Excerpted from “Liven Up Your Library: Design Engaging and Inclusive Programs for Tweens and Teens” by Julia Torres and Valerie Tagoe. Published by ISTE.

A Space for Building Community

When we think about the school library as a place where reading communities begin and are nurtured, we have to remember that a school is a place where many students do not inherently feel welcome. Historically speaking, school systems have been an instrumental part of systems of colonization and indoctrination. In Ngũgĩ wa Thiong’o’s famous essay “Decolonising the Mind” (1986), we learn that students have been socialized to shame one another for speaking Kikuyu, their mother tongue. The tendency to demonize the unique parts of us that make us individuals, and to praise or reward the parts of people that demonstrate their assimilation with the dominant culture is pervasive throughout all of humankind. From Japan, which kept its borders closed to visitors from the West (until the arrival of Commodore Perry in 1853), all the way to the Hawaiian Islands, whose indigenous population was decimated with the arrival of colonizers and smallpox in 1778, education has been used to dominate and subjugate throughout human history.

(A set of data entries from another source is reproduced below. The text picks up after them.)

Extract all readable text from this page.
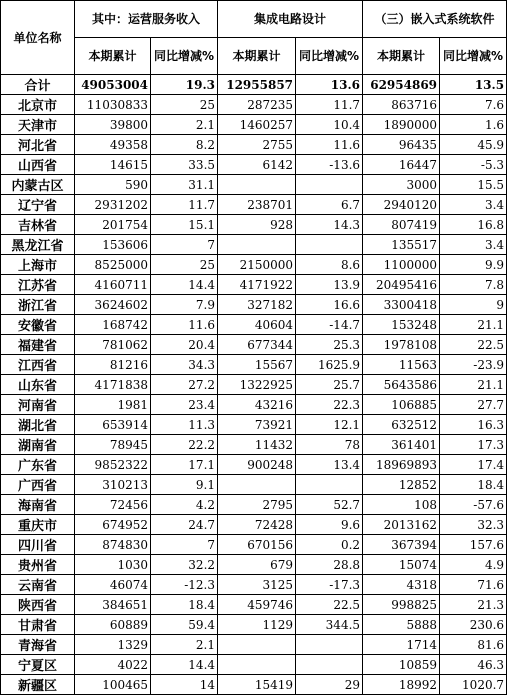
单位名称	其中：运营服务收入		集成电路设计		（三）嵌入式系统软件	
	本期累计	同比增减%	本期累计	同比增减%	本期累计	同比增减%
合计	49053004	19.3	12955857	13.6	62954869	13.5
北京市	11030833	25	287235	11.7	863716	7.6
天津市	39800	2.1	1460257	10.4	1890000	1.6
河北省	49358	8.2	2755	11.6	96435	45.9
山西省	14615	33.5	6142	-13.6	16447	-5.3
内蒙古区	590	31.1			3000	15.5
辽宁省	2931202	11.7	238701	6.7	2940120	3.4
吉林省	201754	15.1	928	14.3	807419	16.8
黑龙江省	153606	7			135517	3.4
上海市	8525000	25	2150000	8.6	1100000	9.9
江苏省	4160711	14.4	4171922	13.9	20495416	7.8
浙江省	3624602	7.9	327182	16.6	3300418	9
安徽省	168742	11.6	40604	-14.7	153248	21.1
福建省	781062	20.4	677344	25.3	1978108	22.5
江西省	81216	34.3	15567	1625.9	11563	-23.9
山东省	4171838	27.2	1322925	25.7	5643586	21.1
河南省	1981	23.4	43216	22.3	106885	27.7
湖北省	653914	11.3	73921	12.1	632512	16.3
湖南省	78945	22.2	11432	78	361401	17.3
广东省	9852322	17.1	900248	13.4	18969893	17.4
广西省	310213	9.1			12852	18.4
海南省	72456	4.2	2795	52.7	108	-57.6
重庆市	674952	24.7	72428	9.6	2013162	32.3
四川省	874830	7	670156	0.2	367394	157.6
贵州省	1030	32.2	679	28.8	15074	4.9
云南省	46074	-12.3	3125	-17.3	4318	71.6
陕西省	384651	18.4	459746	22.5	998825	21.3
甘肃省	60889	59.4	1129	344.5	5888	230.6
青海省	1329	2.1			1714	81.6
宁夏区	4022	14.4			10859	46.3
新疆区	100465	14	15419	29	18992	1020.7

So what can we do to transform our educational system from one of subjugation and assimilation to one where everyone is truly welcome, a system based upon precepts of liberation and freedom?

Culturally Relevant Librarianship

The idea of culturally relevant librarianship is a natural outgrowth of culturally responsive education. Many have written and taught about culturally relevant pedagogy, or CRP (not to be confused with CRT) and it is the child of what began as multicultural education. When we think about culturally relevant librarianship, we have to consider that librarianship is in essence the curation, preservation, and dissemination of information and story. We must also remember that historically, information and stories have been the record of those who considered themselves to be the winners, the conquerors in societies the world over.

In modern times, what we call CRP was coined by Gloria Ladson-Billings as a way in which we remain responsive to and aware of the need of all children to have an experience (in library and classroom environments) that is empowering, restorative, and validating.